Popular Discrimination (#6)

We're finally up to the point in class, as we stroll through popular culture theory history, where popular art is starting to be shown some love. I was wondering if I had picked the wrong topic for this blog, since every form of popular culture I love and hold dear has been demeaned and put-down week after week, but now, FINALLY, we're getting to the post-modern era and the triumph of the masses. The first wave of culture critics were concerned that the influence of the masses would corrupt the aesthetic of the arts. I'm sure some would still hold this view (conservative Bush era's National Endowment of the Arts was strictly used for "American Classics" painters. No boat-rocking Piss Christ's allowed.)

This week's essay by John Fiske, "Popular Discrimination" (1991), argues that popular culture does indeed contain the kinds of artistic truths that highbrow art does, but that it is decoded through the societal needs and experiences of the reader/viewer. Fiske points out that the vast majority of popular entertainment does not succeed and fails to find an audience. If the masses were indiscriminate, then why do a small fraction of releases gain blockbuster status or reach saturation-level appeal?



This is what my blog is essentially about! The cross-section between "crap" and Trash. It is about how John Waters can be the "Pope of Trash" and exalt forms of art once thought to be utterly worthless (like nudist nature films and Old Reliable trailer porn) and yet we all coexist in a culture where there are still works being made that ARE deemed utterly worthless. The Room (pictured above) can somehow simultaneously be one of the worst movies ever made and also a huge, massive cult hit every month when shown locally at The Plaza here in Atlanta.

The selection of certain films to be deemed "cult" classics is one of my favorite subjects in popular culture.

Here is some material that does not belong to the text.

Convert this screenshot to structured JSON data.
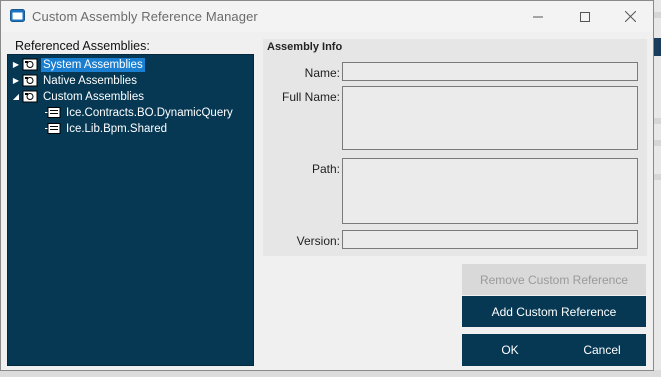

I am a big fan of The A.V. Club's Cult Cannon and My Year of Flops blogs, which dissect particular films in these cannons each month. (The first published collection of Flops, My Year of Flops has just been released and I am looking forward to owning it. Perfect bathroom reader!)

Here's a selection of a few of my own examples of films saved from extinction by various "cults" of film lovers.

Or what about these now-classic films? Dismissed by "highbrow" critics and now hailed by subsequent generations as timeless works of art?


This highly regarded classic cost (adjusted for inflation) $43 million to produce and only made $46 million in its initial theatrical run. Through the diligence of MGM, re-releasing a decade later and then airing it annually on television, a mediocre box-office draw is now remembered as being one of Hollywood's earliest hits.

Willy Wonka and the Chocolate Factory grossed a dismal (adjusted for inflation) $20 million in its initial run. But television saved it, as well as the invention of Home Video. It became a children's classic in the 1980s and by it's remake in 2005, was deemed by some to be untouchable. 

1983's A Christmas Story was critically written off and was almost out of theaters by the time Christmas actual hit a month after its release. Home Video and television gave it a new life, leading to critics hailing it now as a holiday classic.

That's not even mentioning genuine crap like The Room or Plan 9 From Outer Space that are enjoyed by legions of fans BECAUSE they're awful.

The way we view "bad" art, what these films mean to us and why we cherish them, how we decode their texts, is going to be the premise for the rest of this blog as well as the articles we'll be reading in class.